Sein Restaurant, gut eine Autostunde von Barcelona entfernt, führt Joan zusammen mit den beiden Brüdern Jordi (Patissier) und Josep (Service) – ein unschlagbares Dreigestirn. Ihr ganzes Bestreben ist es, alles jemals Gekochte zu toppen. So entwickeln sie stetig ihr Konzept „Essen als Gesamterlebnis“ weiter.

„Es gibt immer ein Schema, ein Konzept, nach dem wir unsere Gerichte entwickeln. Dem liegen 16 verschiedene Prinzipien zugrunde wie Tradition, Erinnerung, Forschung, Landschaft, Weine, süsse Küche, Farben, Parfum, Poesie, Risiko, Magie usw. – und der Querdialog mit anderen kreativen Disziplinen“, erläuterte Roca in Zürich.
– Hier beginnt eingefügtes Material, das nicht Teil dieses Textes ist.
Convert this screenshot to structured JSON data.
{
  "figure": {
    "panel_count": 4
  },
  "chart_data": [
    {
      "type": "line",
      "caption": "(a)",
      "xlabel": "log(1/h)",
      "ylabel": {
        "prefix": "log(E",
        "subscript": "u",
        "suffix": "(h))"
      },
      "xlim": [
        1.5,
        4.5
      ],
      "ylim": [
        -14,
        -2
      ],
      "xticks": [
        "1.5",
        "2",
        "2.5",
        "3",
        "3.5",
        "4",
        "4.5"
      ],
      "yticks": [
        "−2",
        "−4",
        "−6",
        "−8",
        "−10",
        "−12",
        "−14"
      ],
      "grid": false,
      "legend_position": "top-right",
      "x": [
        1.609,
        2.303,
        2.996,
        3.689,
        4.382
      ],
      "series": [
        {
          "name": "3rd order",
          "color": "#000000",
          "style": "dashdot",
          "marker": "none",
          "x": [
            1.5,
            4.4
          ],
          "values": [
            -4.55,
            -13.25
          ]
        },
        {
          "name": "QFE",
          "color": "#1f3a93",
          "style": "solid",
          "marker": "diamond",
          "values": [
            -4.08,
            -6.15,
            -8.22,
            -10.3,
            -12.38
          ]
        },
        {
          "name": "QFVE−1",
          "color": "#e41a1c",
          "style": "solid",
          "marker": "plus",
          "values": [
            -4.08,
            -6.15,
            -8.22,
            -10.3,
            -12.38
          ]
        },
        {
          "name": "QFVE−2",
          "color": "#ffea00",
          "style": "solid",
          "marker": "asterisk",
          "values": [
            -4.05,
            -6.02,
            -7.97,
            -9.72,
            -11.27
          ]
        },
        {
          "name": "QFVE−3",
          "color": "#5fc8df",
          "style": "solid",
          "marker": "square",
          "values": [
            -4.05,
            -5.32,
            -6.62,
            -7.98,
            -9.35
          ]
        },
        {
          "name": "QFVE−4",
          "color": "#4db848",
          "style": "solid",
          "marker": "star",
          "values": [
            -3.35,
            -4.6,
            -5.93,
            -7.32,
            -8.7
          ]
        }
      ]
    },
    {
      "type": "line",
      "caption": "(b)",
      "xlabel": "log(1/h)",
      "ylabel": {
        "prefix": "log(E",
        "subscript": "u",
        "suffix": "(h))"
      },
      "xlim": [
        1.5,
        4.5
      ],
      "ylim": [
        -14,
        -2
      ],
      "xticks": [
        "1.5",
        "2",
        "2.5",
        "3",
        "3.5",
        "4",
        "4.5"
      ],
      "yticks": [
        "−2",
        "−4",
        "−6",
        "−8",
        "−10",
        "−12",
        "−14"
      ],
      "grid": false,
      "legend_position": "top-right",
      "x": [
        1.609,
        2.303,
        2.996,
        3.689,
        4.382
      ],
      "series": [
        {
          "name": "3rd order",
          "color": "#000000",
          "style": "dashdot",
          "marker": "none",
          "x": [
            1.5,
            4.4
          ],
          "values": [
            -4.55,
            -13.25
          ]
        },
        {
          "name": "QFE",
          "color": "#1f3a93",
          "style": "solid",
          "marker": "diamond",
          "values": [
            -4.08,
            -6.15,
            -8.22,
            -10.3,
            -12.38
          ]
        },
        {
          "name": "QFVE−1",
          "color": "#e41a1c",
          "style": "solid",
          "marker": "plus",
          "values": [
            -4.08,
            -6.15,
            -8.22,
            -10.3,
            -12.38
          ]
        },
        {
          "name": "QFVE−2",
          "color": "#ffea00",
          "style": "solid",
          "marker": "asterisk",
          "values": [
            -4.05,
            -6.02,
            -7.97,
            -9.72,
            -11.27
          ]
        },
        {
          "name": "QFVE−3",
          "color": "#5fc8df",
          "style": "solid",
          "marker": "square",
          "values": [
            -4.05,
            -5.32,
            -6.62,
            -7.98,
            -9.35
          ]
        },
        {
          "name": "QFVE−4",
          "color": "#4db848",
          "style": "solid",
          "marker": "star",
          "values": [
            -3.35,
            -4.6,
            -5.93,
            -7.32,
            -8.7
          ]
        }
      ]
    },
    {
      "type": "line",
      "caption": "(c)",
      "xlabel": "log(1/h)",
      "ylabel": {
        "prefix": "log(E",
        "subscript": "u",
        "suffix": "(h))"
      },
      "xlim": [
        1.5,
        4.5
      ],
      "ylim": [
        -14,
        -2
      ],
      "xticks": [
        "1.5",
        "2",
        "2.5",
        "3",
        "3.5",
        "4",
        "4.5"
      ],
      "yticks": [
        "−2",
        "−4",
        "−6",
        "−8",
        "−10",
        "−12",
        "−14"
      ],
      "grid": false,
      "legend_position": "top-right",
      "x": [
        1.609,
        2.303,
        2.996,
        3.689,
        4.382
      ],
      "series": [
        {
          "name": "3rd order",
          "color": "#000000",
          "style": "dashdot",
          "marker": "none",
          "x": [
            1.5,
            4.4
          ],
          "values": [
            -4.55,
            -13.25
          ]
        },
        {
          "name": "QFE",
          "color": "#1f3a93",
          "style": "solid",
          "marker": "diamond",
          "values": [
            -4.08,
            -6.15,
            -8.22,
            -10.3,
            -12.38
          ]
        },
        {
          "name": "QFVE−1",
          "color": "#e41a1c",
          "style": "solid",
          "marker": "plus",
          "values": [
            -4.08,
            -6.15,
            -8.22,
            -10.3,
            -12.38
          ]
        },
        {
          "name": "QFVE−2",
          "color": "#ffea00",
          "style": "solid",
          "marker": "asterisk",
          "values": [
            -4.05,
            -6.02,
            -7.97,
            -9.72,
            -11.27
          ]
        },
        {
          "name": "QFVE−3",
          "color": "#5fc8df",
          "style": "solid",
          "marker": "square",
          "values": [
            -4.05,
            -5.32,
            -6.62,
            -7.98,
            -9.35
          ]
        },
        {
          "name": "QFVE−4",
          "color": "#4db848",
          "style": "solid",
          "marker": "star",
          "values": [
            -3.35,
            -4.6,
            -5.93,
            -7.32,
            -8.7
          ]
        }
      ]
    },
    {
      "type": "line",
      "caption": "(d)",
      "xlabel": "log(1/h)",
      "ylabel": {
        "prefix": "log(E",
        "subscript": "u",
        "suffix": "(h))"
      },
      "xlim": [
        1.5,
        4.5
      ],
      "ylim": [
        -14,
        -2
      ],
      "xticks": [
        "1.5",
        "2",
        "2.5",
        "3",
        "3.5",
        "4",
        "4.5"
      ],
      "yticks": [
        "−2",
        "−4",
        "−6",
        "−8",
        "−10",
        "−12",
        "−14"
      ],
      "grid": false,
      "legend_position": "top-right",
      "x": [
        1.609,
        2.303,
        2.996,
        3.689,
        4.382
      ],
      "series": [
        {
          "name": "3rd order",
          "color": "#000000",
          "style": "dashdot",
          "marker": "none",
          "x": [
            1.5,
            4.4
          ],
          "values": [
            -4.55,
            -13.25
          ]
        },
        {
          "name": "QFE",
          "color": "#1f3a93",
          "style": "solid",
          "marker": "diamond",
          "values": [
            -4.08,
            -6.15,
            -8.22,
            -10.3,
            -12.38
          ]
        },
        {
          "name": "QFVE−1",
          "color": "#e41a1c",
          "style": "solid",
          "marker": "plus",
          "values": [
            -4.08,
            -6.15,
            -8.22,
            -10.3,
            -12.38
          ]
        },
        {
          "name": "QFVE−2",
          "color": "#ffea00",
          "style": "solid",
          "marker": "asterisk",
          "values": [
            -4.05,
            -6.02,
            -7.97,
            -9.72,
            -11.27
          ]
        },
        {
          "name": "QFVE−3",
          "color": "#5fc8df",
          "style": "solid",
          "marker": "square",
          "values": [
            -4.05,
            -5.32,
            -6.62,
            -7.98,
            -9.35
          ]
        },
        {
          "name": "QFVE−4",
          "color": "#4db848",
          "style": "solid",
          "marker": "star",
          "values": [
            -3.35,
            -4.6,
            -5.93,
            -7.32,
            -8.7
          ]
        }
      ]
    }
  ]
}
Letzterer inspirierte zu einem Experiment mit zwölf Künstlern unterschiedlicher Gattungen, u. a. mit Musikern, Opernsängern, Videokünstlern, Keramik- und Juwelierkunsthandwerkern.

Die Rocas wollten damit eigentlich „nur“ neue Inspirationen entwickeln, heraus kam eine gastronomische Oper, umgesetzt in konkreten kulinarischen Zwölf-Gänge-Akten, zwölf Videoinstallationen, zwölf neuen, extra dazu komponierten Stücken usw. – eine Hommage an Richard Wagner sowie an François Vatel, Koch des französischen Königs Ludwig XIV. Vatel war als Küchenmeister nicht nur für das Zubereiten des Essens zuständig, sondern auch für dessen Präsentation und Darbietung inklusive Theaterinszenierungen, ein wahrer Eventmanager aus früheren Zeiten, salopp ausgedrückt.

Bei den Rocas heisst das: Jedem Gericht wird ein Musikstück, ein speziell kreiertes Gefäss gewidmet; der Wiedergeburt beispielsweise ein Glacé (Eis) auf Hefebutter, ein Lebensmittel, das sich bewegt, lebt – angerichtet auf einem Teller, der ebenfalls „lebt“ – dank Silikon mit Mechanik im Inneren. Erstaunliches lief da vor den Augen der ChefAlps-Zuschauer ab. Musikalisch, filmisch und live zubereitet – das Thema „Meer“.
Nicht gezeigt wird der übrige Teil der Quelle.